Они ведь меня за мужчину вовсе не почитали, а все: заяц. Николай Афанасьевич
рассмеялся и добавил:
— Да и взаправду, какой же я уж мужчина, когда на меня,
извините, ни сапожков и никакого мужского платья готового нельзя купить — не
придётся. Это и точно их слово справедливое было, что я заяц.
— Трусь! трусь! трусь! — заговорил, смеясь и
оглаживая карлика по плечам, Ахилла.
— Но не совсем же она тебя считала зайцем, когда хотела
женить? — отозвался к карлику исправник Порохонцев.
— Это, батушка Воин Васильич, было.
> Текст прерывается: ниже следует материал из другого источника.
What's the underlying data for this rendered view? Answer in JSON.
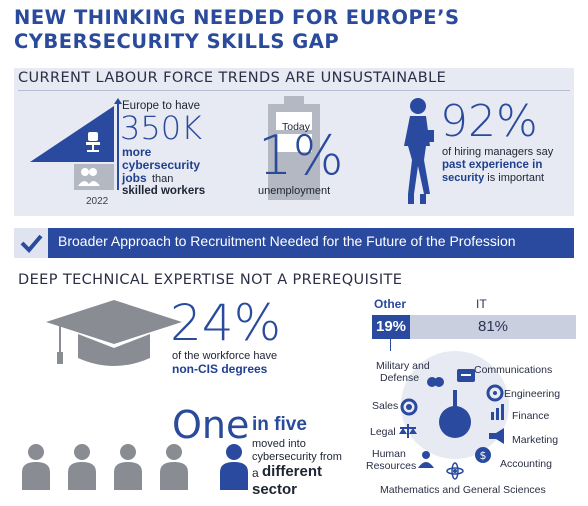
{
  "title": {
    "line1": "NEW THINKING NEEDED FOR EUROPE’S",
    "line2": "CYBERSECURITY SKILLS GAP"
  },
  "section1": {
    "heading": "CURRENT LABOUR FORCE TRENDS ARE UNSUSTAINABLE",
    "gap": {
      "intro": "Europe to have",
      "value": "350K",
      "more": "more",
      "jobs_word": "cybersecurity",
      "jobs": "jobs",
      "than": "than",
      "workers": "skilled workers",
      "year": "2022"
    },
    "unemployment": {
      "label_top": "Today",
      "value": "1%",
      "label": "unemployment"
    },
    "managers": {
      "value": "92%",
      "line1": "of hiring managers say",
      "line2": "past experience in",
      "line3a": "security",
      "line3b": " is important"
    }
  },
  "banner": {
    "text": "Broader Approach to Recruitment Needed for the Future of the Profession"
  },
  "section2": {
    "heading": "DEEP TECHNICAL EXPERTISE NOT A PREREQUISITE",
    "degrees": {
      "value": "24%",
      "line1": "of the workforce have",
      "line2": "non-CIS degrees"
    },
    "one_in_five": {
      "one": "One",
      "in_five": "in five",
      "line1": "moved into",
      "line2": "cybersecurity from",
      "a": "a",
      "different": "different",
      "sector": "sector"
    },
    "split": {
      "other_label": "Other",
      "it_label": "IT",
      "other_value": "19%",
      "it_value": "81%",
      "other_fraction": 0.19,
      "it_fraction": 0.81
    },
    "sectors": {
      "military": "Military and",
      "defense": "Defense",
      "communications": "Communications",
      "engineering": "Engineering",
      "sales": "Sales",
      "finance": "Finance",
      "legal": "Legal",
      "marketing": "Marketing",
      "human": "Human",
      "resources": "Resources",
      "accounting": "Accounting",
      "math": "Mathematics and General Sciences"
    }
  },
  "colors": {
    "brand_blue": "#2a4aa0",
    "panel_bg": "#e7eaf2",
    "gray_person": "#8a8c93"
  }
}
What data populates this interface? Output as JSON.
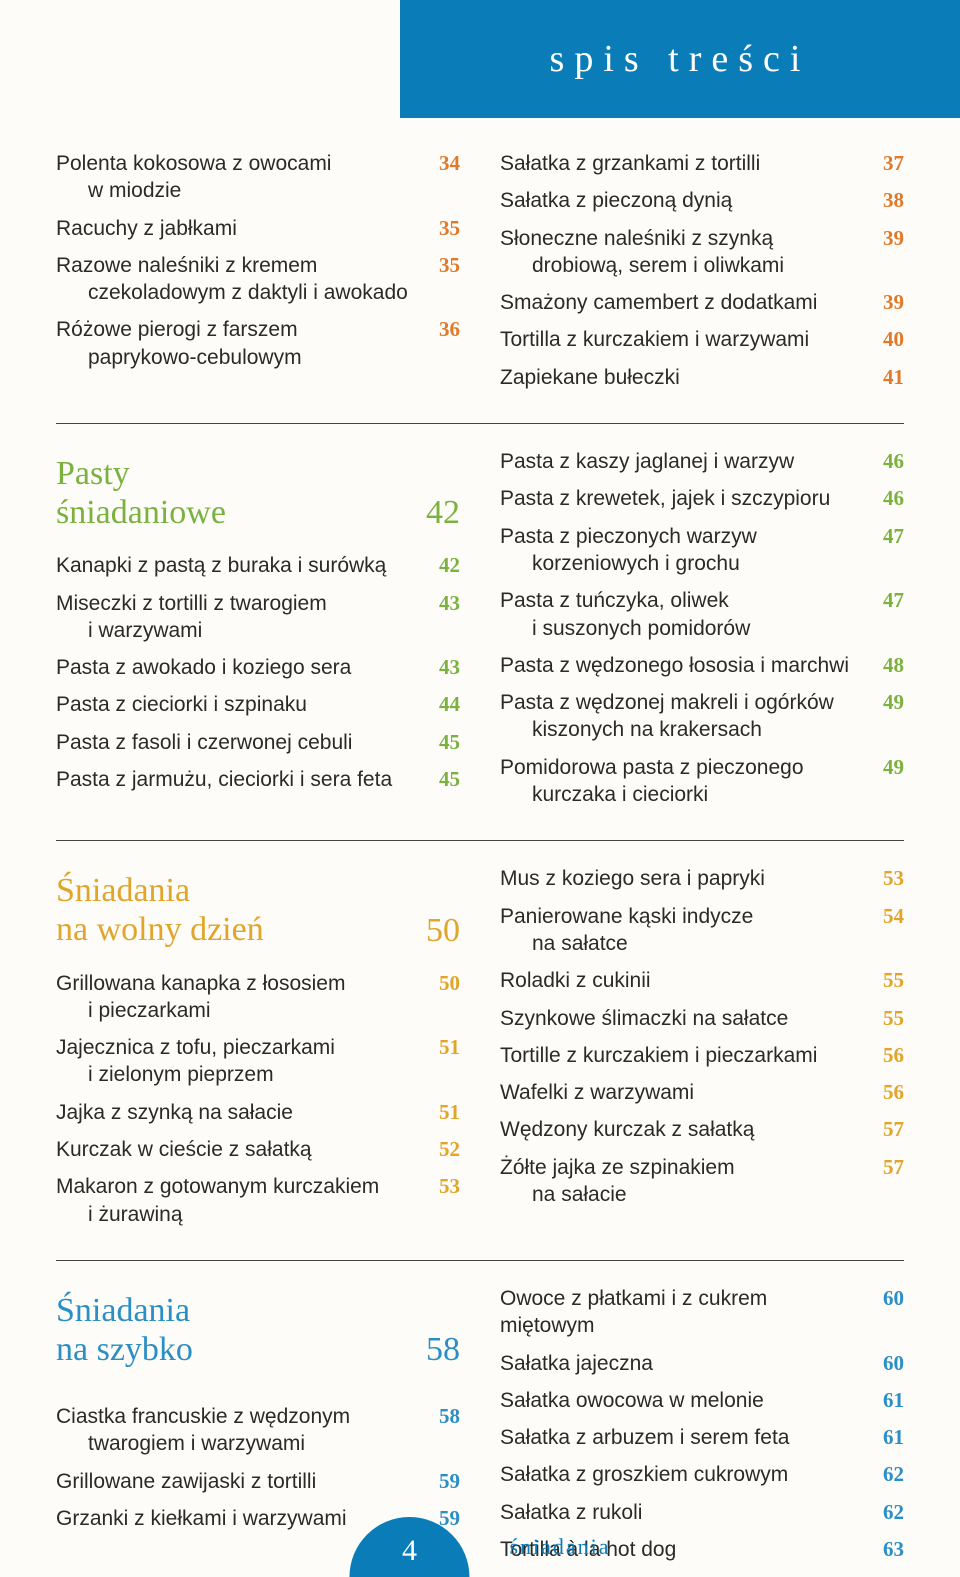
{
  "header": {
    "title": "spis treści"
  },
  "colors": {
    "banner": "#0a7db8",
    "orange": "#e07a2a",
    "green": "#7bb23f",
    "amber": "#e0a52a",
    "blue": "#2a8fc4"
  },
  "top_left": [
    {
      "t1": "Polenta kokosowa z owocami",
      "t2": "w miodzie",
      "p": "34"
    },
    {
      "t1": "Racuchy z jabłkami",
      "p": "35"
    },
    {
      "t1": "Razowe naleśniki z kremem",
      "t2": "czekoladowym z daktyli i awokado",
      "p": "35"
    },
    {
      "t1": "Różowe pierogi z farszem",
      "t2": "paprykowo-cebulowym",
      "p": "36"
    }
  ],
  "top_right": [
    {
      "t1": "Sałatka z grzankami z tortilli",
      "p": "37"
    },
    {
      "t1": "Sałatka z pieczoną dynią",
      "p": "38"
    },
    {
      "t1": "Słoneczne naleśniki z szynką",
      "t2": "drobiową, serem i oliwkami",
      "p": "39"
    },
    {
      "t1": "Smażony camembert z dodatkami",
      "p": "39"
    },
    {
      "t1": "Tortilla z kurczakiem i warzywami",
      "p": "40"
    },
    {
      "t1": "Zapiekane bułeczki",
      "p": "41"
    }
  ],
  "sec2": {
    "title_l1": "Pasty",
    "title_l2": "śniadaniowe",
    "page": "42",
    "left": [
      {
        "t1": "Kanapki z pastą z buraka i surówką",
        "p": "42"
      },
      {
        "t1": "Miseczki z tortilli z twarogiem",
        "t2": "i warzywami",
        "p": "43"
      },
      {
        "t1": "Pasta z awokado i koziego sera",
        "p": "43"
      },
      {
        "t1": "Pasta z cieciorki i szpinaku",
        "p": "44"
      },
      {
        "t1": "Pasta z fasoli i czerwonej cebuli",
        "p": "45"
      },
      {
        "t1": "Pasta z jarmużu, cieciorki i sera feta",
        "p": "45"
      }
    ],
    "right": [
      {
        "t1": "Pasta z kaszy jaglanej i warzyw",
        "p": "46"
      },
      {
        "t1": "Pasta z krewetek, jajek i szczypioru",
        "p": "46"
      },
      {
        "t1": "Pasta z pieczonych warzyw",
        "t2": "korzeniowych i grochu",
        "p": "47"
      },
      {
        "t1": "Pasta z tuńczyka, oliwek",
        "t2": "i suszonych pomidorów",
        "p": "47"
      },
      {
        "t1": "Pasta z wędzonego łososia i marchwi",
        "p": "48"
      },
      {
        "t1": "Pasta z wędzonej makreli i ogórków",
        "t2": "kiszonych na krakersach",
        "p": "49"
      },
      {
        "t1": "Pomidorowa pasta z pieczonego",
        "t2": "kurczaka i cieciorki",
        "p": "49"
      }
    ]
  },
  "sec3": {
    "title_l1": "Śniadania",
    "title_l2": "na wolny dzień",
    "page": "50",
    "left": [
      {
        "t1": "Grillowana kanapka z łososiem",
        "t2": "i pieczarkami",
        "p": "50"
      },
      {
        "t1": "Jajecznica z tofu, pieczarkami",
        "t2": "i zielonym pieprzem",
        "p": "51"
      },
      {
        "t1": "Jajka z szynką na sałacie",
        "p": "51"
      },
      {
        "t1": "Kurczak w cieście z sałatką",
        "p": "52"
      },
      {
        "t1": "Makaron z gotowanym kurczakiem",
        "t2": "i żurawiną",
        "p": "53"
      }
    ],
    "right": [
      {
        "t1": "Mus z koziego sera i papryki",
        "p": "53"
      },
      {
        "t1": "Panierowane kąski indycze",
        "t2": "na sałatce",
        "p": "54"
      },
      {
        "t1": "Roladki z cukinii",
        "p": "55"
      },
      {
        "t1": "Szynkowe ślimaczki na sałatce",
        "p": "55"
      },
      {
        "t1": "Tortille z kurczakiem i pieczarkami",
        "p": "56"
      },
      {
        "t1": "Wafelki z warzywami",
        "p": "56"
      },
      {
        "t1": "Wędzony kurczak z sałatką",
        "p": "57"
      },
      {
        "t1": "Żółte jajka ze szpinakiem",
        "t2": "na sałacie",
        "p": "57"
      }
    ]
  },
  "sec4": {
    "title_l1": "Śniadania",
    "title_l2": "na szybko",
    "page": "58",
    "left": [
      {
        "t1": "Ciastka francuskie z wędzonym",
        "t2": "twarogiem i warzywami",
        "p": "58"
      },
      {
        "t1": "Grillowane zawijaski z tortilli",
        "p": "59"
      },
      {
        "t1": "Grzanki z kiełkami i warzywami",
        "p": "59"
      }
    ],
    "right": [
      {
        "t1": "Owoce z płatkami i z cukrem miętowym",
        "p": "60"
      },
      {
        "t1": "Sałatka jajeczna",
        "p": "60"
      },
      {
        "t1": "Sałatka owocowa w melonie",
        "p": "61"
      },
      {
        "t1": "Sałatka z arbuzem i serem feta",
        "p": "61"
      },
      {
        "t1": "Sałatka z groszkiem cukrowym",
        "p": "62"
      },
      {
        "t1": "Sałatka z rukoli",
        "p": "62"
      },
      {
        "t1": "Tortilla à la hot dog",
        "p": "63"
      }
    ]
  },
  "footer": {
    "page": "4",
    "label": "śniadania"
  }
}
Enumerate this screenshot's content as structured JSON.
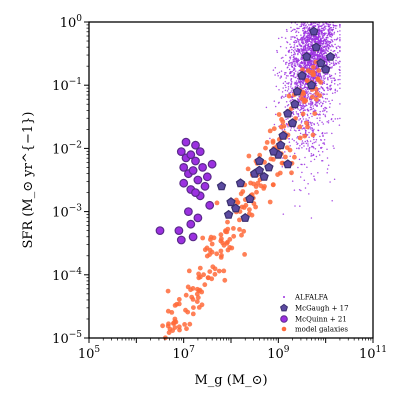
{
  "chart_data": {
    "type": "scatter",
    "xlabel": "M_g (M_⊙)",
    "ylabel": "SFR (M_⊙ yr^{−1})",
    "x_scale": "log",
    "y_scale": "log",
    "xlim": [
      100000,
      100000000000
    ],
    "ylim": [
      1e-05,
      1
    ],
    "x_ticks": [
      {
        "base": "10",
        "exp": "5",
        "value": 100000
      },
      {
        "base": "10",
        "exp": "7",
        "value": 10000000
      },
      {
        "base": "10",
        "exp": "9",
        "value": 1000000000
      },
      {
        "base": "10",
        "exp": "11",
        "value": 100000000000
      }
    ],
    "y_ticks": [
      {
        "base": "10",
        "exp": "0",
        "value": 1
      },
      {
        "base": "10",
        "exp": "−1",
        "value": 0.1
      },
      {
        "base": "10",
        "exp": "−2",
        "value": 0.01
      },
      {
        "base": "10",
        "exp": "−3",
        "value": 0.001
      },
      {
        "base": "10",
        "exp": "−4",
        "value": 0.0001
      },
      {
        "base": "10",
        "exp": "−5",
        "value": 1e-05
      }
    ],
    "grid": false,
    "legend_position": "bottom-right",
    "series": [
      {
        "name": "ALFALFA",
        "marker": "dot",
        "color": "#9b30e0",
        "log_mass_range": [
          8.9,
          10.3
        ],
        "log_sfr_range": [
          -2.8,
          0.0
        ],
        "representative_points": [
          [
            9.5,
            -0.6
          ],
          [
            9.7,
            -0.3
          ],
          [
            9.9,
            -0.2
          ],
          [
            9.6,
            -0.9
          ],
          [
            9.3,
            -1.2
          ],
          [
            9.8,
            -1.5
          ],
          [
            9.4,
            -2.0
          ],
          [
            9.6,
            -2.5
          ],
          [
            10.0,
            -1.0
          ],
          [
            9.2,
            -0.5
          ]
        ]
      },
      {
        "name": "McGaugh + 17",
        "marker": "pentagon",
        "color": "#5b4aa0",
        "edge_color": "#3a2f6e",
        "points": [
          [
            9.6,
            -0.55
          ],
          [
            9.8,
            -0.4
          ],
          [
            9.9,
            -0.65
          ],
          [
            9.5,
            -0.85
          ],
          [
            9.4,
            -1.1
          ],
          [
            10.0,
            -0.75
          ],
          [
            9.7,
            -1.0
          ],
          [
            9.3,
            -1.6
          ],
          [
            9.1,
            -1.8
          ],
          [
            9.0,
            -2.1
          ],
          [
            8.7,
            -2.45
          ],
          [
            8.5,
            -2.4
          ],
          [
            8.2,
            -2.55
          ],
          [
            8.4,
            -2.8
          ],
          [
            8.0,
            -2.85
          ],
          [
            8.1,
            -2.95
          ],
          [
            7.8,
            -2.6
          ],
          [
            8.6,
            -2.2
          ],
          [
            8.9,
            -2.05
          ],
          [
            9.2,
            -1.45
          ],
          [
            8.8,
            -2.3
          ],
          [
            8.3,
            -3.1
          ],
          [
            7.95,
            -3.05
          ],
          [
            9.05,
            -1.95
          ],
          [
            9.35,
            -1.3
          ],
          [
            10.1,
            -0.55
          ],
          [
            9.75,
            -0.15
          ],
          [
            9.2,
            -2.25
          ],
          [
            8.6,
            -2.35
          ]
        ]
      },
      {
        "name": "McQuinn + 21",
        "marker": "circle",
        "color": "#9b30e0",
        "edge_color": "#5a2a8a",
        "points": [
          [
            6.95,
            -2.05
          ],
          [
            7.05,
            -2.15
          ],
          [
            7.15,
            -2.1
          ],
          [
            7.25,
            -2.2
          ],
          [
            7.0,
            -2.3
          ],
          [
            7.1,
            -2.4
          ],
          [
            7.2,
            -2.35
          ],
          [
            7.3,
            -2.5
          ],
          [
            7.4,
            -2.3
          ],
          [
            7.35,
            -2.05
          ],
          [
            7.25,
            -1.95
          ],
          [
            7.15,
            -2.65
          ],
          [
            7.35,
            -2.75
          ],
          [
            7.45,
            -2.6
          ],
          [
            7.1,
            -3.0
          ],
          [
            7.3,
            -3.1
          ],
          [
            7.15,
            -3.2
          ],
          [
            7.55,
            -2.9
          ],
          [
            6.9,
            -3.3
          ],
          [
            6.5,
            -3.3
          ],
          [
            6.95,
            -3.45
          ],
          [
            7.2,
            -3.4
          ],
          [
            7.05,
            -1.9
          ],
          [
            7.5,
            -2.45
          ],
          [
            7.6,
            -2.25
          ],
          [
            7.0,
            -2.55
          ],
          [
            7.25,
            -2.7
          ]
        ]
      },
      {
        "name": "model galaxies",
        "marker": "circle",
        "color": "#ff6a3a",
        "trend": {
          "log_mass_start": 6.6,
          "log_sfr_start": -5.1,
          "slope": 1.3
        },
        "log_mass_range": [
          6.4,
          9.9
        ],
        "representative_points": [
          [
            6.6,
            -4.9
          ],
          [
            6.8,
            -4.6
          ],
          [
            7.0,
            -4.3
          ],
          [
            7.2,
            -3.95
          ],
          [
            7.4,
            -3.7
          ],
          [
            7.6,
            -3.4
          ],
          [
            7.8,
            -3.1
          ],
          [
            8.0,
            -2.8
          ],
          [
            8.3,
            -2.45
          ],
          [
            8.6,
            -2.1
          ],
          [
            8.9,
            -1.75
          ],
          [
            9.2,
            -1.35
          ],
          [
            9.5,
            -1.0
          ],
          [
            9.8,
            -0.6
          ]
        ]
      }
    ]
  }
}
Было,
сударь, — добавил он, все понижая голос, — было.
— Неужто, Николай Афанасьич, было? — откликнулось
разом несколько голосов.
Николай Афанасьевич покраснел и шёпотом уронил:
— Грех лгать — было.
Все, кто здесь на это время находились, разом пристали к
карлику:
— Голубчик, Николай Афанасьич, расскажите про это?
— Ах, господа, про что тут рассказывать! —
отговаривался, смеясь, краснея и отмахиваясь от просьб руками, Николай
Афанасьевич.
Его просили неотступно; дамы брали его за руки, целовали его
в лоб; он ловил на лету прикасавшиеся к нему дамские руки и целовал их, но
все-таки отказывался от рассказа, находя его долгим и незанимательным. Но вот
что-то вдруг неожиданно стукнуло о пол, именинница, стоявшая в эту минуту пред
креслом карлика, в испуге посторонилась, и глазам Николая Афанасьевича
представился коленопреклонённый, с воздетыми кверху руками, дьякон Ахилла,
— Душка! — мотая головой, выбивал Ахилла. —
Расскажи, как тебя женить хотели!
— Скажу, все расскажу, только поднимитесь, отец дьякон.
Ахилла встал и, обмахнув с рясы пыль, самодовольно
возгласил:
— Ага! А что-с? А то, говорят, не расскажет! С чего так
не расскажет? Я сказал — выпрошу, вот и выпросил. Теперь, господа, опять по
местам, и чтоб тихо; а вы, хозяйка, велите Николаше за это, что он будет
рассказывать, стакан воды с червонным вином, как в домах подают.
Все уселись, Николаю Афанасьевичу подали стакан воды, в который
он сам впустил несколько капель красного вина, и начал новую о себе повесть.